TRPO Implementation for Reinforcement Learning Project @ Sapienza
This project was done as for a Reinforcement Learning Class in the Master's Degree in Artificial Intelligence and Robotics taught by prof. Roberto Capobianco.
Create a conda environment with the following command
$ conda create -n trpo python==3.7
Activate the environment just created
$ conda activate trpo
Install the requirements with the following command
$ pip install -r requirements.txt
To train on an environment you have to create a file MyEnv.py inside the folder configs. The config file must declare 4 variables: - config: A dictionary with the parameters for the TRPO Agent - env: the gym environment - policy_model: a Tensorflow 2.0 Keras Sequential model for the Policy - value_model: a Tensorflow 2.0 Keras Sequential model for the Value
To run the training run the following command:
$ python train.py MyEnv
For example to train a MountainCar-v0 agent
$ python train.py MountainCar-v0
The program will prompt out a log dir that can be opened with tensorboard. The same log dir will contain the policy model checkpoints.

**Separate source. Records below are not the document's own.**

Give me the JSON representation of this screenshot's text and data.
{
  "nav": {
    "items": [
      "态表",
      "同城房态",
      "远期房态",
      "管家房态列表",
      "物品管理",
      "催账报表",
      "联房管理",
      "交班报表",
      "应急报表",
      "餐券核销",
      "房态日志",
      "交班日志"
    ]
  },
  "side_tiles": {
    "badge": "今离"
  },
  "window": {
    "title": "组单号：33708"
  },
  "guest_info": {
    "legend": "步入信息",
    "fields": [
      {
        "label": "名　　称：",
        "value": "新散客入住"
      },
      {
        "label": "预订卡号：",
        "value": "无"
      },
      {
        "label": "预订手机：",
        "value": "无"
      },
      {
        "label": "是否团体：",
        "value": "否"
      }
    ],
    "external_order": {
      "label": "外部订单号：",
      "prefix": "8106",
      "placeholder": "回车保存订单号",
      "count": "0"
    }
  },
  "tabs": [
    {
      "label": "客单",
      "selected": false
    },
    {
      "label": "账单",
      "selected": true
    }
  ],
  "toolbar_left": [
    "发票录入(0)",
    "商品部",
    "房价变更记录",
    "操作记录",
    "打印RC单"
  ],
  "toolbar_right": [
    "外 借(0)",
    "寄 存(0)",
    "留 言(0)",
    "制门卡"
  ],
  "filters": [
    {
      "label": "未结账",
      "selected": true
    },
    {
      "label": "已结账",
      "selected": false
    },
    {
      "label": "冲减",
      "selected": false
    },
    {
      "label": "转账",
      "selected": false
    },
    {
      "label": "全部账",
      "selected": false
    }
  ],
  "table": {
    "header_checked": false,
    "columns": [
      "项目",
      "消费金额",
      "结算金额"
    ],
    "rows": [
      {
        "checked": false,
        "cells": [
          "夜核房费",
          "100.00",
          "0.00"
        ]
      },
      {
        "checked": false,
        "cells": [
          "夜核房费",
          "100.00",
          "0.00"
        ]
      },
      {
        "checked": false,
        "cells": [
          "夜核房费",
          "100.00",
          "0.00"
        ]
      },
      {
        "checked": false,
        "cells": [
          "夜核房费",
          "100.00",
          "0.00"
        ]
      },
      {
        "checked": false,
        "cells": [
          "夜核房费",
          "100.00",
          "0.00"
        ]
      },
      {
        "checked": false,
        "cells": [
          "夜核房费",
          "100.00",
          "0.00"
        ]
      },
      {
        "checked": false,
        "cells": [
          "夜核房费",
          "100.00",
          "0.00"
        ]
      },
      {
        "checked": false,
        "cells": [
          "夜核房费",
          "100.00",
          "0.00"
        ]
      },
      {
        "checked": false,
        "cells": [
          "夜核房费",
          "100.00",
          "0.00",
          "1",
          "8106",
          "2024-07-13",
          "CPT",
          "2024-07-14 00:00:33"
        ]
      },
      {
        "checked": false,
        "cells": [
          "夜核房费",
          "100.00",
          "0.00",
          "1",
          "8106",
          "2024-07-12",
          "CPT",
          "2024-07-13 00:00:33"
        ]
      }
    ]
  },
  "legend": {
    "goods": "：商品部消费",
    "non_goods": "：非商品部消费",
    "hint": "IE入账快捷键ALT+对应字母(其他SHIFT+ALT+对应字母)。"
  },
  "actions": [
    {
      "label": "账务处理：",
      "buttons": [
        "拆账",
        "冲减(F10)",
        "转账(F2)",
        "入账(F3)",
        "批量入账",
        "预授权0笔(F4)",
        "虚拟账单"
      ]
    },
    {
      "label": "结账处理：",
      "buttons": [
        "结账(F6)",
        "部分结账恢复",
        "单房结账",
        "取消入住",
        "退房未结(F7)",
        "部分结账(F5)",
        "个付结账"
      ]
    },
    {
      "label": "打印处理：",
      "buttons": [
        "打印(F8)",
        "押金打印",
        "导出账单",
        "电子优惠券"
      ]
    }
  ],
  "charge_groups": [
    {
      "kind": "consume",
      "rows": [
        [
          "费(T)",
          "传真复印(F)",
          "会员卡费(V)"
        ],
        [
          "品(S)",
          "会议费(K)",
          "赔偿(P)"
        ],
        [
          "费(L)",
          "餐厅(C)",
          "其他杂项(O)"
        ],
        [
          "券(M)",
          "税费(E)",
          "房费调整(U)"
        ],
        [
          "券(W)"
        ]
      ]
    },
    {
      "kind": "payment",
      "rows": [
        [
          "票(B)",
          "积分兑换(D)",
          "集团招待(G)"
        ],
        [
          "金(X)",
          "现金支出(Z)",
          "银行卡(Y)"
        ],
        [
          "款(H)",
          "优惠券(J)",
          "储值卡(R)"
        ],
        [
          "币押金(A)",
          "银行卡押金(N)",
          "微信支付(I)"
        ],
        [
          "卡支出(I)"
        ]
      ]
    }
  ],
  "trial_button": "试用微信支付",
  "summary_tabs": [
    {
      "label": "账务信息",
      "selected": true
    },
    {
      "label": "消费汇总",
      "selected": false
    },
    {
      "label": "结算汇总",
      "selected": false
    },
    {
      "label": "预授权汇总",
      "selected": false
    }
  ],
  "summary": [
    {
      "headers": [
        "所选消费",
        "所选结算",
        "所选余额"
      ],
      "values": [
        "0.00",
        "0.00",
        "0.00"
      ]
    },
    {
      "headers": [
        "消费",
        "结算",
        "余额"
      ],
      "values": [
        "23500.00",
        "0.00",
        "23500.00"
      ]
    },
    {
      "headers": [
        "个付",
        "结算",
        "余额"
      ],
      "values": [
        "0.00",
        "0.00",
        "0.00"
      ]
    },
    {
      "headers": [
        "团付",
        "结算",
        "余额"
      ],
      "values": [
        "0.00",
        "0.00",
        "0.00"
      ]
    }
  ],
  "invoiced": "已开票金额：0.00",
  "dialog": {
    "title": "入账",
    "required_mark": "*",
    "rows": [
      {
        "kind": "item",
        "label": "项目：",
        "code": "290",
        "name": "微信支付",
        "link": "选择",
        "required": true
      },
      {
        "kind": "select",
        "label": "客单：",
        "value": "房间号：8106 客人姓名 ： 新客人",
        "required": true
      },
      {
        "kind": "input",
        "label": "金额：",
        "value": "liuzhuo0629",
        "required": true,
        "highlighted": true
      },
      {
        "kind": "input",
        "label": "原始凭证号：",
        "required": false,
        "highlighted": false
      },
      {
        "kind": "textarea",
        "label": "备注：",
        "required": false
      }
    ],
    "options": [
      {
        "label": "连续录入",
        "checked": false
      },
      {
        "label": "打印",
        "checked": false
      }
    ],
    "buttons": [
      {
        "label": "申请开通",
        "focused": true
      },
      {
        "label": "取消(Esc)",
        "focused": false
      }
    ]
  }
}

PS: do not add .py to MyEnv while running the command above
To test on an environment you to run the following command:
To run the training run the following command:
$ python test.py path/to/saved/model/weight.ckpt MyEnv
For example to run MountainCar-v0 pretrained agent
$ python test.py saved_models/MountainCar-v0/490.ckpt MountainCar-v0
PS: the file .ckpt does't have to exist. Do not add .py to MyEnv while running the command above
Some pre-trained models are available in the folder saved_models.